Meghan McCain is walking back her support of legislation legalizing marijuana more than a decade after she publicly talked about its economic benefits.
“I never would have supported the legalization of marijuana had I known what would end up happening to young people and our cities,” McCain, 41, wrote via X on Wednesday, March 4. “I deeply regret it.”
She claimed, “Every major city and uber in them just reeks of weeds [sic] everywhere.
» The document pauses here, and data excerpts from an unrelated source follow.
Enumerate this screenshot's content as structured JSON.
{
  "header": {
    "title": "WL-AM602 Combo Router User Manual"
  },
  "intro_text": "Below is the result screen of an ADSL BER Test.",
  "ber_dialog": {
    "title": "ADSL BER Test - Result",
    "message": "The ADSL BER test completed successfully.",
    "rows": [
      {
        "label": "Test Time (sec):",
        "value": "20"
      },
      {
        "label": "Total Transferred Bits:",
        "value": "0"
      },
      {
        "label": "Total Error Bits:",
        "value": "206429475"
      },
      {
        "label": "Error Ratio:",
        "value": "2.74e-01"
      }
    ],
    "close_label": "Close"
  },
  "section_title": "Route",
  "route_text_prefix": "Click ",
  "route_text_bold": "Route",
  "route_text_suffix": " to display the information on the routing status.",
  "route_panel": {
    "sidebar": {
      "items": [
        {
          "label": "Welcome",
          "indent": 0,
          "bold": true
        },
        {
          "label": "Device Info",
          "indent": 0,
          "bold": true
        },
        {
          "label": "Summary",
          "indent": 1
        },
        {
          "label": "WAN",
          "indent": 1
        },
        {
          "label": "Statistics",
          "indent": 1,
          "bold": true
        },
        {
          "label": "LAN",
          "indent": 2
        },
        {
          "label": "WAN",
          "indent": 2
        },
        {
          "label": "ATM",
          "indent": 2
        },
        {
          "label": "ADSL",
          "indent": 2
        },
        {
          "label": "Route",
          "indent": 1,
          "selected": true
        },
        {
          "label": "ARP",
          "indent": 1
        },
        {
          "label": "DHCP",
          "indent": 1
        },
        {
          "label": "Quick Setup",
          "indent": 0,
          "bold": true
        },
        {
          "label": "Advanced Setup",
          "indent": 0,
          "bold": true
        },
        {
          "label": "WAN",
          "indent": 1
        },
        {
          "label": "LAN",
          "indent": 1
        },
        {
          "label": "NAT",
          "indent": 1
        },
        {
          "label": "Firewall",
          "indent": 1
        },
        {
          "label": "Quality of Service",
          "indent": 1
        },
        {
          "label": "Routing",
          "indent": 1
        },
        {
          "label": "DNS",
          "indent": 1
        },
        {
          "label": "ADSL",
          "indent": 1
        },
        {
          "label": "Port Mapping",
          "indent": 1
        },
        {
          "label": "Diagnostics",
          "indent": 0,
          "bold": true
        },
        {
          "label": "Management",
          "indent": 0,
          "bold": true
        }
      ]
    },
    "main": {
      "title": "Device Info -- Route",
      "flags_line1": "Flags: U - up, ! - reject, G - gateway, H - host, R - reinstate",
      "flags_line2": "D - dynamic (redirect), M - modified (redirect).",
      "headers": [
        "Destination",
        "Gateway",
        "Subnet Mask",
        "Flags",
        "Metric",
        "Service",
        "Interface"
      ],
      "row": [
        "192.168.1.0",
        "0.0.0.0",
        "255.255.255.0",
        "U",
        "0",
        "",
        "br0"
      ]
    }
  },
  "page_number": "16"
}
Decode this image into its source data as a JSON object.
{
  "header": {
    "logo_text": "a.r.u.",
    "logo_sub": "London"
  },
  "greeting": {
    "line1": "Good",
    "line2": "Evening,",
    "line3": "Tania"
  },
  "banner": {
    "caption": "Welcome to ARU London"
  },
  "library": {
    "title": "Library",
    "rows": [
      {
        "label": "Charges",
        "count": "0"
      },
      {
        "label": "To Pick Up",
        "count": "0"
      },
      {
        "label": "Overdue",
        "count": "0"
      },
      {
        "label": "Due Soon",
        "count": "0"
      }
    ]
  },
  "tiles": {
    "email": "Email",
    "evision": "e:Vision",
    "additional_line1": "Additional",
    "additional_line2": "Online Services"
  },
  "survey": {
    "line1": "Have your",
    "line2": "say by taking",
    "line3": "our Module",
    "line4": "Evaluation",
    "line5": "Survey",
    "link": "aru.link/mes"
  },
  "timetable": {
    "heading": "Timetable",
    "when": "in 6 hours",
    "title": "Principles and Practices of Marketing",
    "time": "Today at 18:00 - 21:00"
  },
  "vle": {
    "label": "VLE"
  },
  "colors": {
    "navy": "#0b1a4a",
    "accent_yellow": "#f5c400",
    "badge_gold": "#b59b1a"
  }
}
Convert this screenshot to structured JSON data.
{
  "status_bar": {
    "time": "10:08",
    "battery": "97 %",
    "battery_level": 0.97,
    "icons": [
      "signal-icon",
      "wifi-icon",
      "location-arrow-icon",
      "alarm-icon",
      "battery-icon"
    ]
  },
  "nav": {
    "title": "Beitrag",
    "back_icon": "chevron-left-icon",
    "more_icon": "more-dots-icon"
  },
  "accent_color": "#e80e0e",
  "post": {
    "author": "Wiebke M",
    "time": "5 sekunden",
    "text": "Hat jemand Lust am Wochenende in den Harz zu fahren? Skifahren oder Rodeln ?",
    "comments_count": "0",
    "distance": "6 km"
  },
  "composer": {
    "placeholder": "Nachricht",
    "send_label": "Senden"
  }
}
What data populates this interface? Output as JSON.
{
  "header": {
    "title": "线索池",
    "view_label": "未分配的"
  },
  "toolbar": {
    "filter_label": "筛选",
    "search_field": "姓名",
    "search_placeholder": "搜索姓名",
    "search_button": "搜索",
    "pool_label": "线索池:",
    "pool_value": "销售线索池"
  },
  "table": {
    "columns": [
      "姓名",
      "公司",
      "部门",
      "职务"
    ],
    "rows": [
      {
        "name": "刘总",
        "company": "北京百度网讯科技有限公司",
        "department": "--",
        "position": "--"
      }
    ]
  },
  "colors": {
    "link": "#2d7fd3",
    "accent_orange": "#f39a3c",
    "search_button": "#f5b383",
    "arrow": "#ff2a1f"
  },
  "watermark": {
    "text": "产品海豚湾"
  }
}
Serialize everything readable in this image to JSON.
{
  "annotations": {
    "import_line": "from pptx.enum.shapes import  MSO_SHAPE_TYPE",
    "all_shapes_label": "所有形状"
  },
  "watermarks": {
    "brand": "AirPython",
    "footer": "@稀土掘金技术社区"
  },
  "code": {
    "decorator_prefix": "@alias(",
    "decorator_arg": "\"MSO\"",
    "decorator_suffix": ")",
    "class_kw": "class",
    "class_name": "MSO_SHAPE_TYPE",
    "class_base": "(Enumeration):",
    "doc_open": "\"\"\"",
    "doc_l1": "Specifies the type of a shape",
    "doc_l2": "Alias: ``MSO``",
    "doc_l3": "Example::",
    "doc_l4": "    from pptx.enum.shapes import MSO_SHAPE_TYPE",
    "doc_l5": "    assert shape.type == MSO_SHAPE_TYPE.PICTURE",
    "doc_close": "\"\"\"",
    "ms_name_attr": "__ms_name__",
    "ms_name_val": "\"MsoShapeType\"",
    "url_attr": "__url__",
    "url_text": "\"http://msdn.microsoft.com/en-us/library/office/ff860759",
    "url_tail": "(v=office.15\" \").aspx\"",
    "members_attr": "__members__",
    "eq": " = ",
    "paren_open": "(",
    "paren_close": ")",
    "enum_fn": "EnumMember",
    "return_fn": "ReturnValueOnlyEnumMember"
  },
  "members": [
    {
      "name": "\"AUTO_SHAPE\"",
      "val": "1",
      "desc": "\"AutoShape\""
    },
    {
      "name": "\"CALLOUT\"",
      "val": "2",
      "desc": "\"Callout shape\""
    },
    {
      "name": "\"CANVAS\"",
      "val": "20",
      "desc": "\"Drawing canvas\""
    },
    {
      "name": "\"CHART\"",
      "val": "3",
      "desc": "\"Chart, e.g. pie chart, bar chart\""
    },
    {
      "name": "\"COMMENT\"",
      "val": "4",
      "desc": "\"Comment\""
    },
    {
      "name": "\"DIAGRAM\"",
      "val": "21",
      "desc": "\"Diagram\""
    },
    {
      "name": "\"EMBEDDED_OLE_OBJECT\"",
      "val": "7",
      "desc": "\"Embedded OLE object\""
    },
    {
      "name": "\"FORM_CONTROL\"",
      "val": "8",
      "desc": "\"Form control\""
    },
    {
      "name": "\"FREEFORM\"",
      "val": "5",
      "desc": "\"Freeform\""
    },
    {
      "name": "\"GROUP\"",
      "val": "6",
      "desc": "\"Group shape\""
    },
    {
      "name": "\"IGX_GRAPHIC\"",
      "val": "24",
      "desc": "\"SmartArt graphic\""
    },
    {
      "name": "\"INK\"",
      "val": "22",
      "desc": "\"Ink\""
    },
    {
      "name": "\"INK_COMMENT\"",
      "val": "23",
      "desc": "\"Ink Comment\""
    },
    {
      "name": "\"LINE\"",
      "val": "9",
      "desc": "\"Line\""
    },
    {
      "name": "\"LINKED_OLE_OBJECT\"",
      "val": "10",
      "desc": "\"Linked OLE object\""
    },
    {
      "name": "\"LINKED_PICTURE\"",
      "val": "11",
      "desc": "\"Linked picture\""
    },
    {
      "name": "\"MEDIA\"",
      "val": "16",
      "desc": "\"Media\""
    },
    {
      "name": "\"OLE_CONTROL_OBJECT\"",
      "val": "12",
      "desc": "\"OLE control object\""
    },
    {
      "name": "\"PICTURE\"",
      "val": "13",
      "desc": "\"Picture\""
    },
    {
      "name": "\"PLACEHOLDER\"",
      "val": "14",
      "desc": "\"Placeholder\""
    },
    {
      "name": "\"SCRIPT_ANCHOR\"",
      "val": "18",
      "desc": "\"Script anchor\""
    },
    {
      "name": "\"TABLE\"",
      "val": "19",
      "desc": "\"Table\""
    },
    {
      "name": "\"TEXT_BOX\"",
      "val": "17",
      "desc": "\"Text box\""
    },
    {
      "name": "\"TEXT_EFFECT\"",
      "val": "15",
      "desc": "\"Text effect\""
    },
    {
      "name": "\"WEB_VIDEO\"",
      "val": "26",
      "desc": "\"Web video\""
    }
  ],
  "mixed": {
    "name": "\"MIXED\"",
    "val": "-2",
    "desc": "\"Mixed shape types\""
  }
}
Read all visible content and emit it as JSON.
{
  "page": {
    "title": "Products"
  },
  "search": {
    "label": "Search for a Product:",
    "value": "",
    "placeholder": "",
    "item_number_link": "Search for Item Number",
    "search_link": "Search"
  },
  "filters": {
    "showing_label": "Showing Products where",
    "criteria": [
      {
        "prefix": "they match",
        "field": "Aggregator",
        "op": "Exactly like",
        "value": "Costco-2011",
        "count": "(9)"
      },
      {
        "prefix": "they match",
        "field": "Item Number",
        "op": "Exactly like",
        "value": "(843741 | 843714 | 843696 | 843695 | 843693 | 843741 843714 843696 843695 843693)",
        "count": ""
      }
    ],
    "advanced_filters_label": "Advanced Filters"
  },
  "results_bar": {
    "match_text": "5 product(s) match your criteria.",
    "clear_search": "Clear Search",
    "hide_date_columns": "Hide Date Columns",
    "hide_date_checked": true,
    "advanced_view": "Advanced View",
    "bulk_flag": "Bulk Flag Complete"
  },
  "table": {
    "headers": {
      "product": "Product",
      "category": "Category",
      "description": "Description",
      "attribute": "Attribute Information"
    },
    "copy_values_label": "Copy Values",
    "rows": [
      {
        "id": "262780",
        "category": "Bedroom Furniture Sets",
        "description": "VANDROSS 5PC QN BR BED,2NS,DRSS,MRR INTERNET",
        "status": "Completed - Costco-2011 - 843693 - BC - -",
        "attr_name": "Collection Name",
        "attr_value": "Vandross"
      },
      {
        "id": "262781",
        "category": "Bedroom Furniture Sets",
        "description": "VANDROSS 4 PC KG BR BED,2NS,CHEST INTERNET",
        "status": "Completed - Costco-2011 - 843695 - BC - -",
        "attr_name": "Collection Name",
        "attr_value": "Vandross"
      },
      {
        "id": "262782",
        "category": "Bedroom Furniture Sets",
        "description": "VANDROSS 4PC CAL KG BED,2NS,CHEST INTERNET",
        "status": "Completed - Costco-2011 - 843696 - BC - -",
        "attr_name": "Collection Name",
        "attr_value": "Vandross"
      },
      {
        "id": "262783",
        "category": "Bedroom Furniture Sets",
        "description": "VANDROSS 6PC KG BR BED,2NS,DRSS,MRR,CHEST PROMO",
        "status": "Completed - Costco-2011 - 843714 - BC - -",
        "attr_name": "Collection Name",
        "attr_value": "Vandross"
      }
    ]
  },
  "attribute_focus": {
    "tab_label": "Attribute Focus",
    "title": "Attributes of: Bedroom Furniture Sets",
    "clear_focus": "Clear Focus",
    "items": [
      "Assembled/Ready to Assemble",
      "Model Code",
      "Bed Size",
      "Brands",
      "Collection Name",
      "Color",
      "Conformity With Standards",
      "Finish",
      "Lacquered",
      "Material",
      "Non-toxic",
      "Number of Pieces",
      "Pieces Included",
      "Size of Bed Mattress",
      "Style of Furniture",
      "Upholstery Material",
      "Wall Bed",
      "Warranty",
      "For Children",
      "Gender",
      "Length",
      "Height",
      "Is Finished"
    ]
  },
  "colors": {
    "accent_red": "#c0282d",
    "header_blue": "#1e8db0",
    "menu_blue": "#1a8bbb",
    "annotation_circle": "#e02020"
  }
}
It is absolutely vile.”
McCain didn’t expand on what effects marijuana has allegedly had on the country’s “young people.” However, America’s Poison Centers reported via a New York Times article published in August 2025 that the number of cannabis-related incidents reported to poison control centers had increased from “about 930 cases in 2009 to more than 22,000” over the year prior.
McCain’s statement, meanwhile, comes more than 10 years after she voiced her support for the legalization of the drug in her 2012 book America You Sexy Bitch, cowritten with comedian Michael Ian Black.
“Yes, I come out for legalizing marijuana in this book,” McCain told Jay Leno on the Tonight Show in 2012, confirming she did smoke weed in New Orleans while touring HBO’s Treme and doing research for the book.
“I was living in Los Angeles very briefly last year and I was shocked at how people here smoke weed the way people in New York pour wine,” she continued.
The former View cohost noted, “So it was already sort of influencing my opinion,” before pointing to the “parallels” she saw between alcohol prohibition and smoking weed illegally.
“Once I started doing research on the economic benefits for our country by decriminalizing marijuana decided to come out publicly and support it,” McCain concluded.
Following her father, Senator John McCain’s death in 2018, Meghan opened up about how she thought cannabis treatment could have extended his life.
“I just want to tell you what you’re doing with this is really important,” Meghan told Ricki Lake during a March 2019 episode of The View as Lake, 57, spoke about producing the documentary Weed the People about families seeking medical marijuana for children with cancer.
Meghan said, “I’m sorry, but it angered me when my dad was sick that there’s still such stigma attached” to marijuana use.
She referenced a study by Frontiers in Molecular Neuroscience that revealed cancer patients given Tetrahydrocannabinol (THC) and Cannabidiol (CBD) — both cannabinoids in the cannabis plant — in addition to chemotherapy lived approximately one year longer than patients who only did chemotherapy.
Meghan’s dad, John, died in August 2018 at the age of 81 after battling a form of brain cancer called glioblastoma. The late senator was diagnosed with a cancerous brain tumor in July 2017 and stopped treatment one day before his death.